Member of the Pennsylvania House of Representatives from the 147th district
- In office June 9, 2010 – November 30, 2020
- Preceded by: Bob Mensch
- Succeeded by: Tracy Pennycuick

Personal details
- Born: August 17, 1958 (age 67) Pottstown, Pennsylvania
- Party: Republican
- Spouse: Mark
- Children: 5

= Marcy Toepel =

American politician (born 1958)

Marcy L. Toepel is an American politician and member of the Republican Party. She represented the 147th District in the Pennsylvania House of Representatives from 2010 until 2020.

==Formative years==
Born in Pottstown, Pennsylvania, on August 17, 1958, Toepel graduated from Boyertown Area High School in 1976.

==Public service career==
Prior to her election to the Pennsylvania House of Representatives, Toepel served as a member of the executive committee of the Montgomery County Republican Committee, and was elected to the Boyertown Area School Board; she served on that board from 1993 to 1997.
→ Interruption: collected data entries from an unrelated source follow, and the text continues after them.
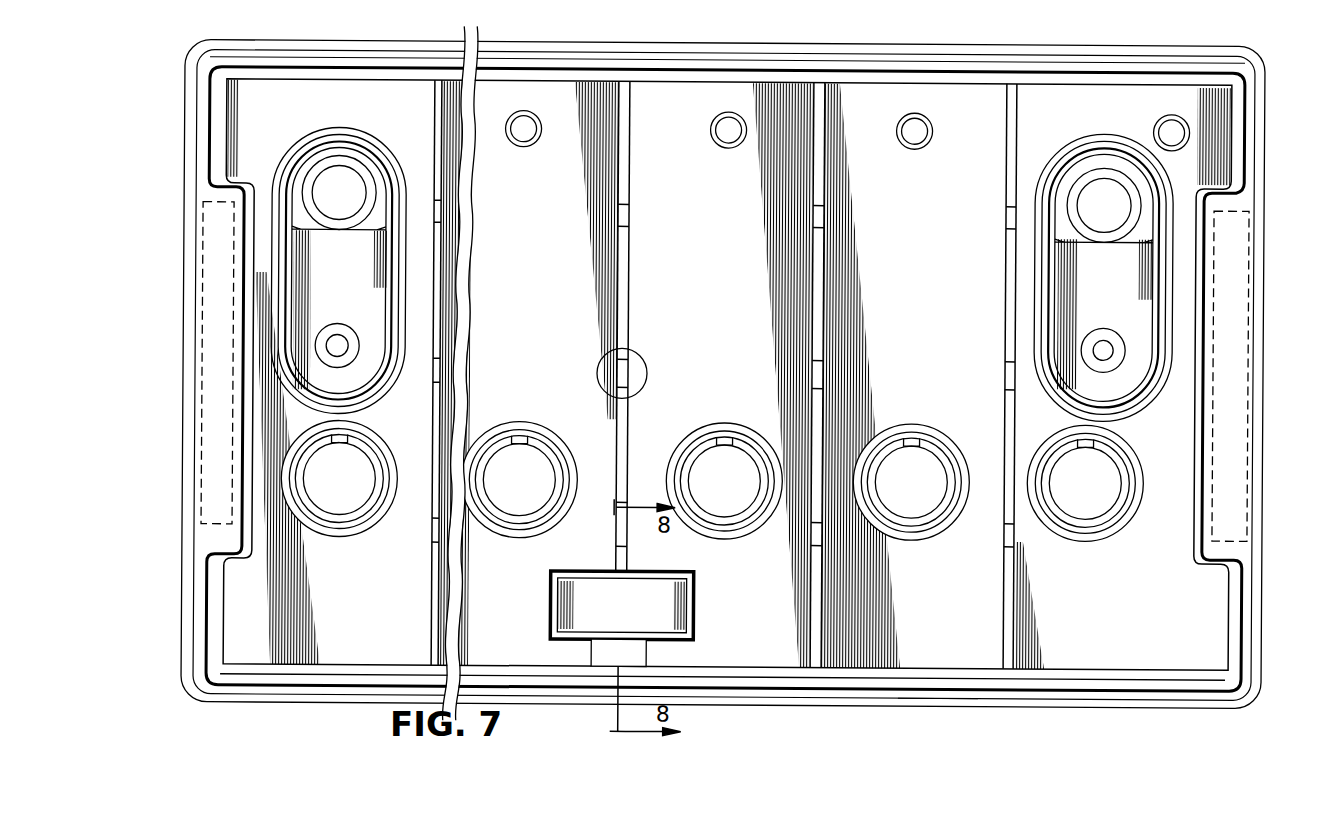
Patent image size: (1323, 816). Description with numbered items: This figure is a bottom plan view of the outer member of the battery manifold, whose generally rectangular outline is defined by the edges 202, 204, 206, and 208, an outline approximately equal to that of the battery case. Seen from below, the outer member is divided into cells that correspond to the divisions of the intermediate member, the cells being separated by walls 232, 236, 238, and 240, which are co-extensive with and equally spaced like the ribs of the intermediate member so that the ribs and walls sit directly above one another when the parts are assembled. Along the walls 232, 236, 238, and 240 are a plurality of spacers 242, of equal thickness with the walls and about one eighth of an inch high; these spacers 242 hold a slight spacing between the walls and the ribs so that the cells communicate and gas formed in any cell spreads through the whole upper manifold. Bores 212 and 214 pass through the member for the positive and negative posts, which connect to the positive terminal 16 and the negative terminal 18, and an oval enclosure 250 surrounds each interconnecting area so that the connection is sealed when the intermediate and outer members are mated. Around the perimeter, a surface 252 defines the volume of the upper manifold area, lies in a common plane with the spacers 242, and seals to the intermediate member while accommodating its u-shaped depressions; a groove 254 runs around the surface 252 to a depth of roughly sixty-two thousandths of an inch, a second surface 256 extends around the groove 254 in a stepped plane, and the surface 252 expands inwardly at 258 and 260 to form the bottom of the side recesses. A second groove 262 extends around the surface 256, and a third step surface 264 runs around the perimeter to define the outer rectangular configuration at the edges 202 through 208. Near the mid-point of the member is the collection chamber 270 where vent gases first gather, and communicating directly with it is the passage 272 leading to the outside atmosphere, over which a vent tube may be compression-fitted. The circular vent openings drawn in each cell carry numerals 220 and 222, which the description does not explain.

The positive terminal 16 is at (343, 348).
The negative terminal 18 is at (1109, 348).
The edge 202 is at (176, 385).
The edge 204 is at (720, 43).
The edge 206 is at (1266, 405).
The edge 208 is at (740, 705).
The bore 212 is at (322, 205).
The bore 214 is at (1087, 213).
The vent opening 220 is at (320, 536).
The vent plug 222 is at (323, 491).
The wall 232 is at (432, 302).
The wall 236 is at (617, 330).
The wall 238 is at (812, 335).
The wall 240 is at (1005, 330).
The spacer 242 is at (433, 210).
The oval enclosure 250 is at (308, 398).
The surface 252 is at (750, 678).
The groove 254 is at (822, 698).
The second surface 256 is at (1142, 690).
The inward expansion of surface 258 is at (1232, 494).
The inward expansion of surface 260 is at (213, 473).
The second groove 262 is at (938, 704).
The third step surface 264 is at (540, 133).
The collection chamber 270 is at (590, 609).
The passage 272 is at (604, 664).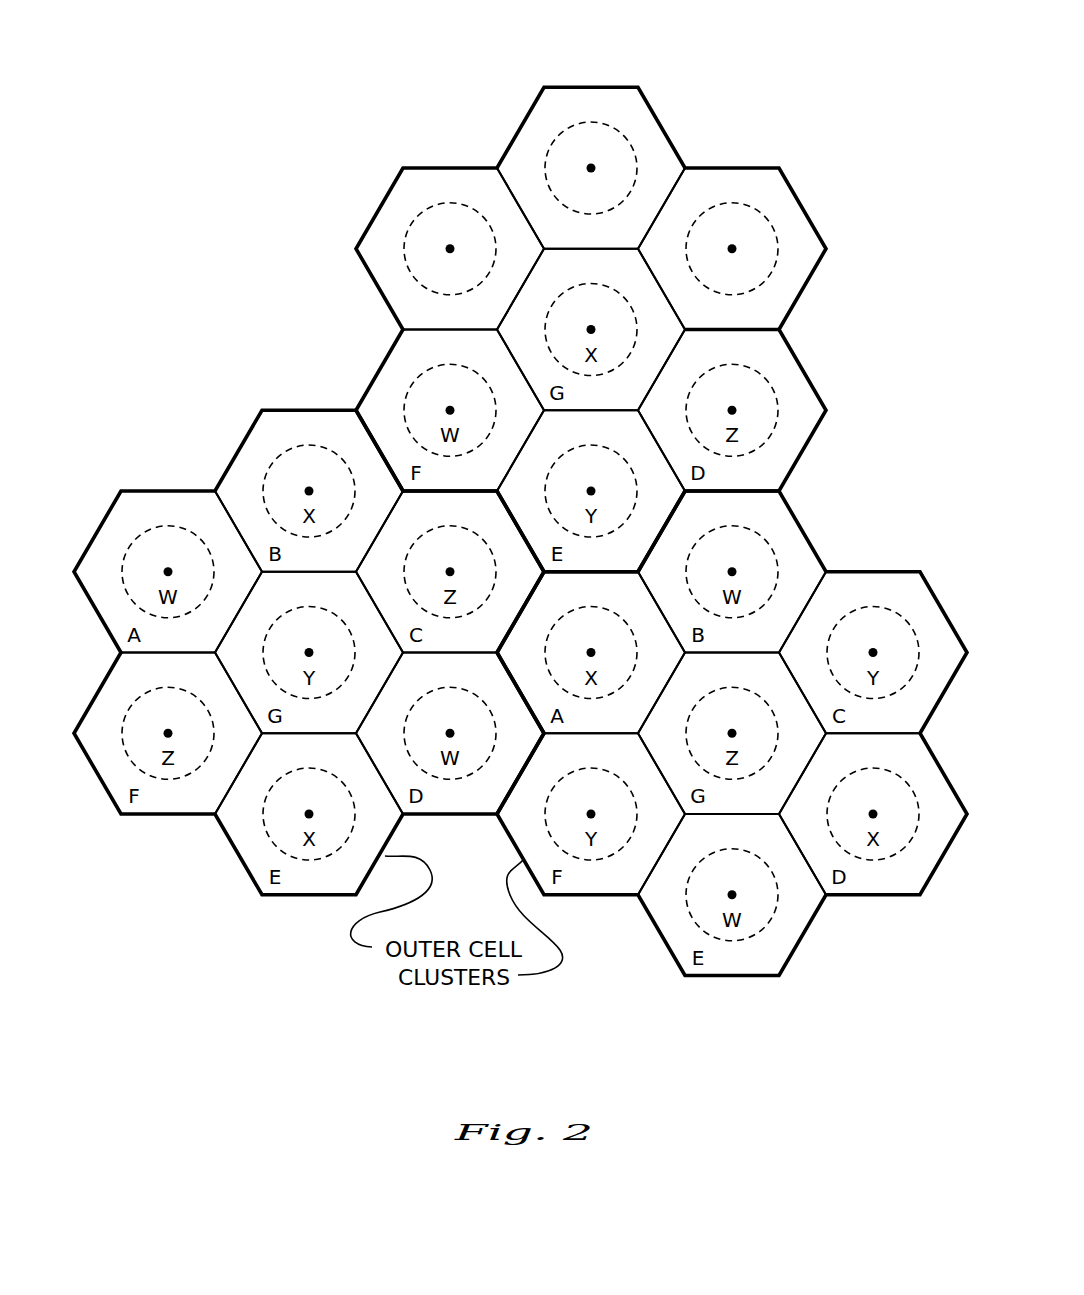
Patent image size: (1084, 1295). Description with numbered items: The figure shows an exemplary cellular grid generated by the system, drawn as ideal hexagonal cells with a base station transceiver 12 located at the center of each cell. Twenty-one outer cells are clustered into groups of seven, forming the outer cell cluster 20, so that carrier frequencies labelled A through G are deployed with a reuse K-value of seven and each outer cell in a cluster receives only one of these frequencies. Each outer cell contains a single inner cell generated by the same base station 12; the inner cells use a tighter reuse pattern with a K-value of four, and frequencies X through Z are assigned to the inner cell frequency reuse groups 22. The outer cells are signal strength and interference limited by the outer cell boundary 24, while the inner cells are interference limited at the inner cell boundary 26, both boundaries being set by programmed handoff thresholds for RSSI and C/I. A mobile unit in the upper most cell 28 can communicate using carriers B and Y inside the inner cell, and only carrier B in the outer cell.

The upper most cell 28 is at (592, 87).
The inner cell boundary 26 is at (410, 221).
The base station transceiver 12 is at (735, 246).
The inner cell frequency reuse group 22 is at (746, 275).
The outer cell boundary 24 is at (732, 331).
The cell cluster 20 is at (400, 327).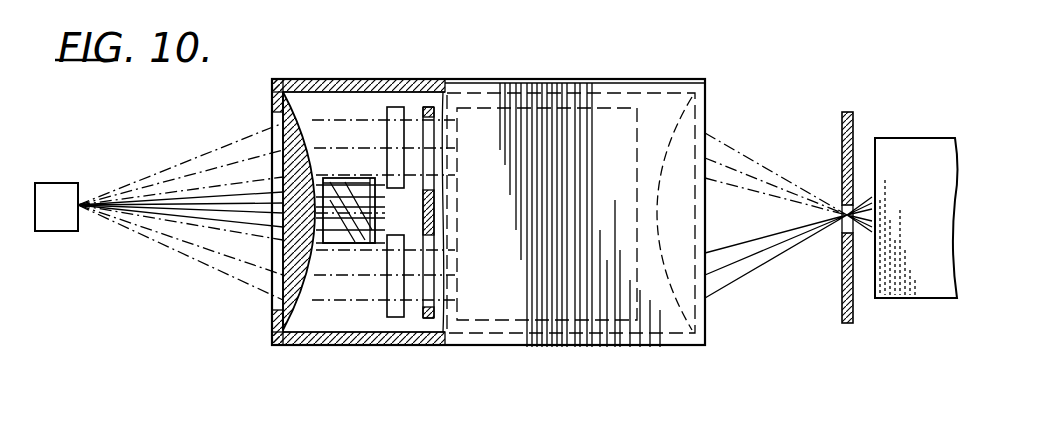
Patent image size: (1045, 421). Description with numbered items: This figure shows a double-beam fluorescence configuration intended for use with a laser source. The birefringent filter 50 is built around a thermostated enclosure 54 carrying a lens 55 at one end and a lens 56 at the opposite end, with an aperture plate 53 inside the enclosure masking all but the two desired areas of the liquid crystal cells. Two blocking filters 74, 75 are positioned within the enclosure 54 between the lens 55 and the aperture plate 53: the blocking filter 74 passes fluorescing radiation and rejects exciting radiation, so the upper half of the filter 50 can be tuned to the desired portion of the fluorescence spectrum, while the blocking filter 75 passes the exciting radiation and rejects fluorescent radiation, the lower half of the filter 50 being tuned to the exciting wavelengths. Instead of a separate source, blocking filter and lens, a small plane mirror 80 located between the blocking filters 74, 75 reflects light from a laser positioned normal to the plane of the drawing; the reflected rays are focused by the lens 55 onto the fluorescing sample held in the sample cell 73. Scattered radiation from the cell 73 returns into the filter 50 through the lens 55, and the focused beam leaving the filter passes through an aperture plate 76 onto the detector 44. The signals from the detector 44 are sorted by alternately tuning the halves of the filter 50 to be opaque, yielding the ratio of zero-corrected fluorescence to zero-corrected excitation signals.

The detector 44 is at (915, 150).
The birefringent filter 50 is at (672, 80).
The aperture plate 53 is at (434, 200).
The thermostated enclosure 54 is at (560, 83).
The lens 55 is at (292, 132).
The lens 56 is at (672, 143).
The sample cell 73 is at (78, 192).
The blocking filter 74 is at (396, 110).
The blocking filter 75 is at (396, 317).
The aperture plate 76 is at (842, 130).
The plane mirror 80 is at (375, 213).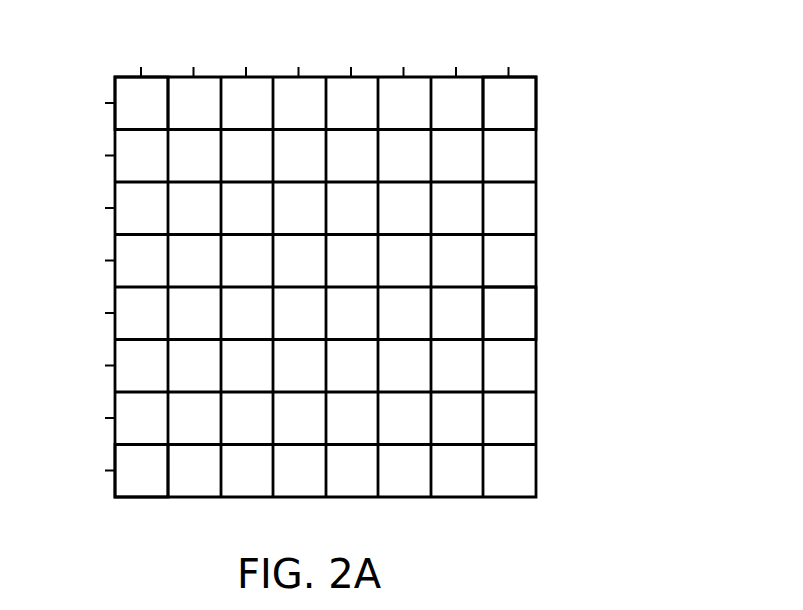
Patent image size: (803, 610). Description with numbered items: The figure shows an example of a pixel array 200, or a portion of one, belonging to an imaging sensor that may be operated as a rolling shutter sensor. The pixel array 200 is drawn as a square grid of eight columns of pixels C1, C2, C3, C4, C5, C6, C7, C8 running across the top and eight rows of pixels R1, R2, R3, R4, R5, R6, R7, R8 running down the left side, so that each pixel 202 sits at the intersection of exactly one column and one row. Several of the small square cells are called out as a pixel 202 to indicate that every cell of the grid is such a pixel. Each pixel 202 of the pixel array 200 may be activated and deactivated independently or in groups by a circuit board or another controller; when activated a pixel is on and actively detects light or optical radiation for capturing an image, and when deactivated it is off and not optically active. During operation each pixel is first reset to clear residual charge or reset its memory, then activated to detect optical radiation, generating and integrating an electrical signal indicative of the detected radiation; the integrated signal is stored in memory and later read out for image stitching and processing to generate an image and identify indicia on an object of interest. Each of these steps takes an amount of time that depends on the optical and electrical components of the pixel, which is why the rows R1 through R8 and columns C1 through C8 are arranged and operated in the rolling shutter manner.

The pixel array 200 is at (367, 253).
The pixel 202 is at (137, 88).
The row of pixels R1 is at (78, 107).
The row of pixels R2 is at (78, 160).
The row of pixels R3 is at (78, 212).
The row of pixels R4 is at (78, 265).
The row of pixels R5 is at (78, 317).
The row of pixels R6 is at (78, 370).
The row of pixels R7 is at (78, 422).
The row of pixels R8 is at (78, 475).
The column of pixels C1 is at (144, 51).
The column of pixels C2 is at (196, 51).
The column of pixels C3 is at (249, 51).
The column of pixels C4 is at (301, 51).
The column of pixels C5 is at (354, 51).
The column of pixels C6 is at (406, 51).
The column of pixels C7 is at (459, 51).
The column of pixels C8 is at (511, 51).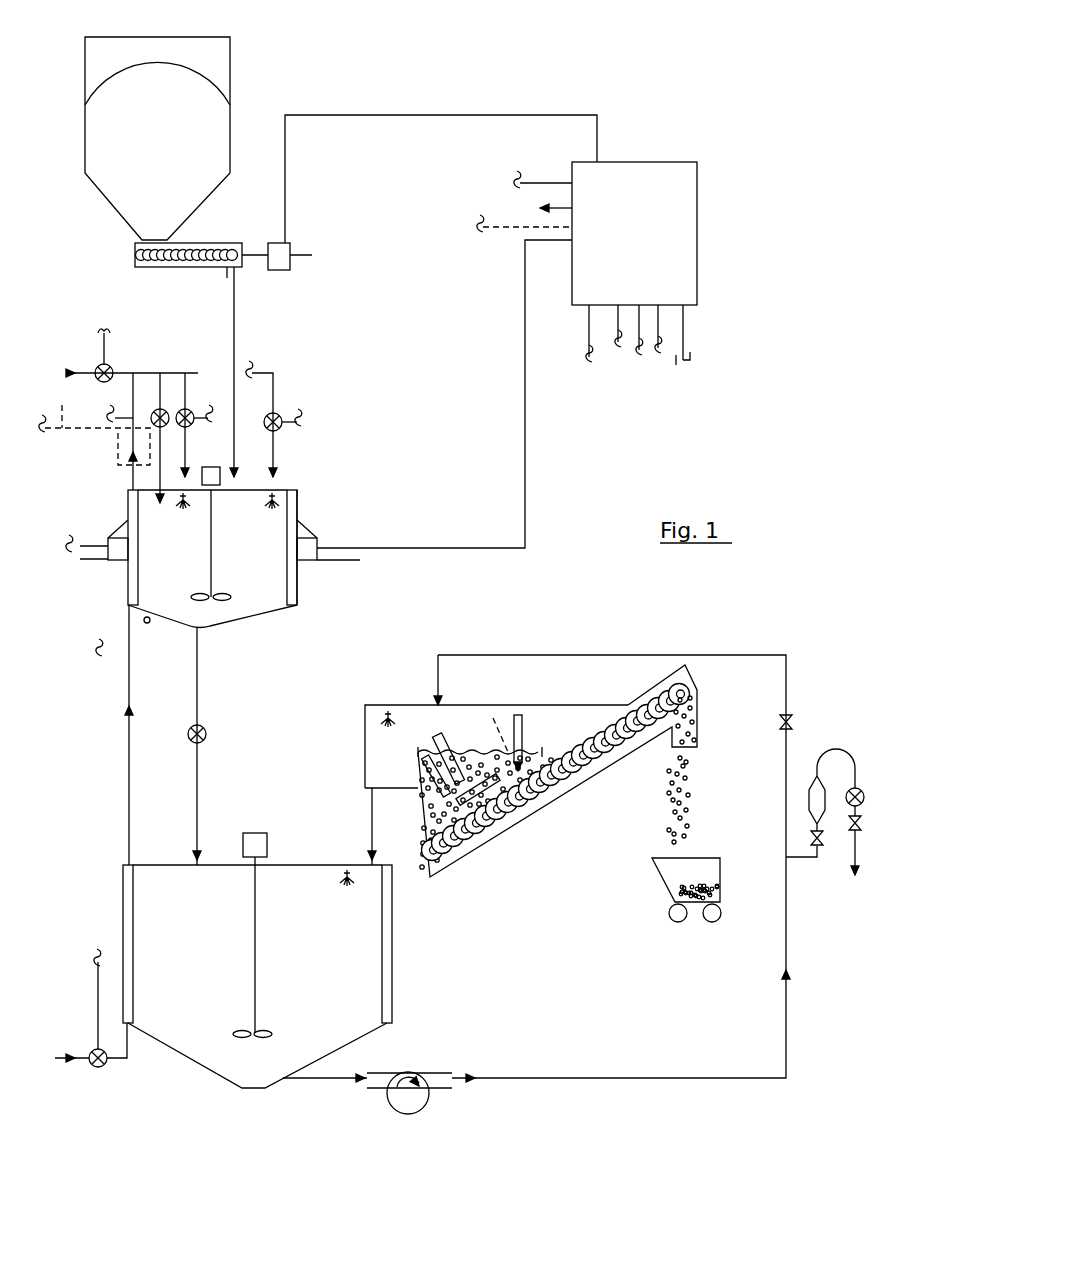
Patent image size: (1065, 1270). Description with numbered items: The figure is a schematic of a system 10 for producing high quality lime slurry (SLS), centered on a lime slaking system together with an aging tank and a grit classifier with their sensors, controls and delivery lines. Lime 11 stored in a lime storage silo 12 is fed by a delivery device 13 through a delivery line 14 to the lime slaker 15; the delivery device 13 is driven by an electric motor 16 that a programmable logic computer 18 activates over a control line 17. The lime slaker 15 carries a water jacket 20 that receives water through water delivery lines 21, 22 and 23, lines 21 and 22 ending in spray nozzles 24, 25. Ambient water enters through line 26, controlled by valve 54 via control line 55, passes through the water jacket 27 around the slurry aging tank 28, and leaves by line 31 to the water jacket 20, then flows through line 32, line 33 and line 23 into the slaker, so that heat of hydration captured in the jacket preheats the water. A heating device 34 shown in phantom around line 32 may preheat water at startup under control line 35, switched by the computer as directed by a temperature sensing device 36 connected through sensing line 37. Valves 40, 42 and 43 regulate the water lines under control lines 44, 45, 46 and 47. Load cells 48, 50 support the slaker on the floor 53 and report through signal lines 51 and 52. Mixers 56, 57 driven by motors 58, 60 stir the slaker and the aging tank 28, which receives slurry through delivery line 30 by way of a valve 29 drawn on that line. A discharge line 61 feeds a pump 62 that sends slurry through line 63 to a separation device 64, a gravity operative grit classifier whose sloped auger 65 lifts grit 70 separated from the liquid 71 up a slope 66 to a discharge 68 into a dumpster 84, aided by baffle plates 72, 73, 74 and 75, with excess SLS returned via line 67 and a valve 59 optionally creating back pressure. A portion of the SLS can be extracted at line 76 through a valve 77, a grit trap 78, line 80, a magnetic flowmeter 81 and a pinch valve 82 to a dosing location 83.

The system 10 is at (420, 95).
The lime 11 is at (177, 138).
The lime storage silo 12 is at (230, 44).
The delivery device 13 is at (203, 243).
The delivery line 14 is at (235, 326).
The lime slaker 15 is at (298, 490).
The electric motor 16 is at (295, 257).
The control line 17 is at (465, 115).
The programmable logic computer 18 is at (697, 212).
The water jacket 20 is at (297, 500).
The water delivery line 21 is at (278, 375).
The water delivery line 22 is at (186, 435).
The water delivery line 23 is at (133, 478).
The spray nozzle 24 is at (273, 505).
The spray nozzle 25 is at (186, 505).
The line 26 is at (85, 1065).
The water jacket 27 is at (123, 895).
The slurry aging tank 28 is at (215, 865).
The valve 29 is at (206, 736).
The delivery line 30 is at (198, 712).
The line 31 is at (127, 740).
The line 32 is at (133, 398).
The line 33 is at (130, 373).
The heating device 34 is at (118, 447).
The control line 35 is at (492, 215).
The temperature sensing device 36 is at (173, 627).
The sensing line 37 is at (589, 357).
The valve 40 is at (283, 412).
The valve 42 is at (165, 410).
The valve 43 is at (98, 367).
The control line 44 is at (618, 342).
The control line 45 is at (639, 350).
The control line 46 is at (660, 333).
The control line 47 is at (683, 358).
The load cell 48 is at (320, 538).
The load cell 50 is at (112, 538).
The signal line 51 is at (430, 548).
The signal line 52 is at (560, 195).
The floor 53 is at (350, 560).
The valve 54 is at (95, 1049).
The control line 55 is at (522, 183).
The mixer 56 is at (225, 598).
The mixer 57 is at (265, 1033).
The motor 58 is at (220, 472).
The valve 59 is at (790, 718).
The motor 60 is at (267, 848).
The discharge line 61 is at (305, 1080).
The pump 62 is at (413, 1072).
The line 63 is at (708, 1080).
The separation device 64 is at (490, 705).
The sloped auger 65 is at (553, 785).
The slope 66 is at (498, 838).
The line 67 is at (370, 805).
The discharge 68 is at (697, 745).
The grit 70 is at (690, 805).
The liquid 71 is at (447, 750).
The baffle plate 72 is at (522, 718).
The baffle plate 73 is at (468, 840).
The baffle plate 74 is at (432, 738).
The baffle plate 75 is at (423, 760).
The line 76 is at (807, 858).
The valve 77 is at (812, 843).
The grit trap 78 is at (817, 768).
The line 80 is at (858, 762).
The magnetic flowmeter 81 is at (864, 795).
The pinch valve 82 is at (862, 822).
The dosing location 83 is at (860, 855).
The dumpster 84 is at (705, 858).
During the early 2000s, Toepel was employed as the first deputy, clerk of courts in Montgomery County, Pennsylvania. She was then employed as Montgomery County's first deputy recorder of deeds, beginning in 2008. In 2007, she ran unsuccessfully for the position of clerk of courts, losing in a closely contested race to Democratic candidate Ann Thornburg Weiss.

On June 9, 2010, Toepel took her seat in the Pennsylvania House after winning a special election on May 10 that was triggered by the resignation of Republican Bob Mensch. Mensch had won another special election held for the State Senate seat vacated by Republican Rob Wonderling, who had resigned to take-over as President and CEO of Greater Philadelphia Chamber of Commerce.

After serving out the remainder of that 2009 term, she was re-elected to the Pennsylvania House for five additional, consecutive terms. In July 2012, she co-sponsored a proposed amendment to the commonwealth's state gaming law to redirect the two percent of annual revenues received by Montgomery County from the Valley Forge Resort & Casino from its then-model of funding local, tax-supported, public infrastructure projects to, instead, provide funding for county non-profits that were providing services to women and children who were victims of domestic violence, as well as to the county's historic sites, parks and hiking trails. Earlier that same year, she was a co-sponsor of the "Woman's Right to Know Act," a proposed bill that would have required any pregnant woman seeking an abortion to undergo an ultrasound procedure "at least 24 hours before" the abortion could be performed, and would also have required "that a photo of the ultrasound be placed within the patient's line of sight, and that she be given the opportunity to listen to the fetal heartbeat." As word of the bill spread statewide, "Sponsors of the bill later clarified that a woman would not have to look at the printout." Initially placed on the legislative calendar, it was tabled as legislators received increasingly negative feedback from constituents.

Appointed to the Select Committee on School Safety in 2013, she was also appointed as deputy whip, serving in that role from 2013 to 2016. She was then elected as majority caucus chair and appointed to the Joint State Government Commission, and held both of those posts from 2017 to 2020, while also serving on the SEPTA board of directors from January 2017 to December 2020.

In December 2019, Toepel announced that she would not seek re-election. She was replaced by Tracy Pennycuick.